La décision Tarasoff a établi, en jurisprudence, l'obligation du médecin de violer la confidentialité d'un patient pour
mettre en garde et protéger un tiers clairement identifiable à qui le patient pourrait vraisemblablement porter
préjudice. L’affaire Tarasoff a établi que le médecin peut être libéré de ses obligations en prévenant directement la
tierce personne ou en informant la police d’une menace possible (bien que dans le cas en question le fait de
prévenir la police du campus n'était pas suffisant). La notification aux autorités policières d’une menace imminente
est probablement l’action la plus appropriée dans ce type de situation, étant donné que celles-ci sont les mieux
placées pour évaluer plus amplement la menace et protéger la cible du patient.
Il est en revanche plus difficile d'établir ce que doivent faire les médecins dans les cas où les patients font preuve
d'un comportement violent, mais qu'il n'y a pas de cible clairement identifiée. Cela arrive souvent dans le cas des
maladies mentales, où le comportement menaçant peut constituer une indication en faveur de la détention du
patient pour une évaluation psychiatrique plus approfondie.

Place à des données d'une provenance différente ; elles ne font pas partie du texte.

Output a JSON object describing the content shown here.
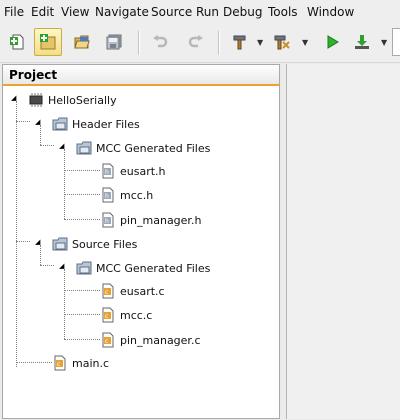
{
  "menubar": {
    "items": [
      "File",
      "Edit",
      "View",
      "Navigate",
      "Source",
      "Run",
      "Debug",
      "Tools",
      "Window"
    ]
  },
  "toolbar": {
    "buttons": [
      "new-file",
      "new-project",
      "open-project",
      "save-all",
      "undo",
      "redo",
      "build",
      "clean-build",
      "run",
      "download"
    ]
  },
  "project_panel": {
    "title": "Project",
    "tree": {
      "root": "HelloSerially",
      "header_files": "Header Files",
      "header_mcc": "MCC Generated Files",
      "header_items": [
        "eusart.h",
        "mcc.h",
        "pin_manager.h"
      ],
      "source_files": "Source Files",
      "source_mcc": "MCC Generated Files",
      "source_items": [
        "eusart.c",
        "mcc.c",
        "pin_manager.c"
      ],
      "main": "main.c"
    }
  },
  "colors": {
    "tab_accent": "#f0a12c",
    "selected_toolbar": "#f2df84"
  }
}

La propagation intentionnelle de maladies transmissibles a mené à des condamnations au criminel. De nombreuses
maladies transmissibles doivent être déclarées aux autorités de santé publique provinciales. Les laboratoires de
santé publique procèdent à un traçage des contacts pour s'assurer que les partenaires antérieurs puissent faire des
analyses, mais ils n’ont pas le pouvoir de prévenir la propagation d'une maladie transmissible.
Résolution
Dans de nombreuses provinces, le médecin de ce scénario clinique serait tenu par la loi d'informer la police qu'une
victime d'arme à feu était traitée au service d'urgence. La police se chargerait alors de poursuivre l'enquête. Dans
d’autres cas, la déclaration obligatoire entraînerait une réponse appropriée des autorités provinciales ou fédérales
compétentes.
Dans les cas où il n’existe pas de loi précise, les médecins doivent évaluer la probabilité et l'ampleur du préjudice
pouvant être porté à autrui et qui résulterait de l’affection ou du comportement d’un patient. Le cas Tarasoff établit
clairement le devoir de prévenir les individus qui risquent fortement d’être victime d’un préjudice d’une ampleur
considérable. Malheureusement, il existe peu de lignes directrices pour guider les médecins dans les cas où le
comportement ou l'état du patient ne pose qu'un risque faible ou modéré pour autrui ou qu'il n'existe pas de
personne menacée clairement identifiable. Il arrive souvent que la seule option du médecin soit d'encourager le
patient à prendre les mesures nécessaires afin de réduire le risque pour les autres.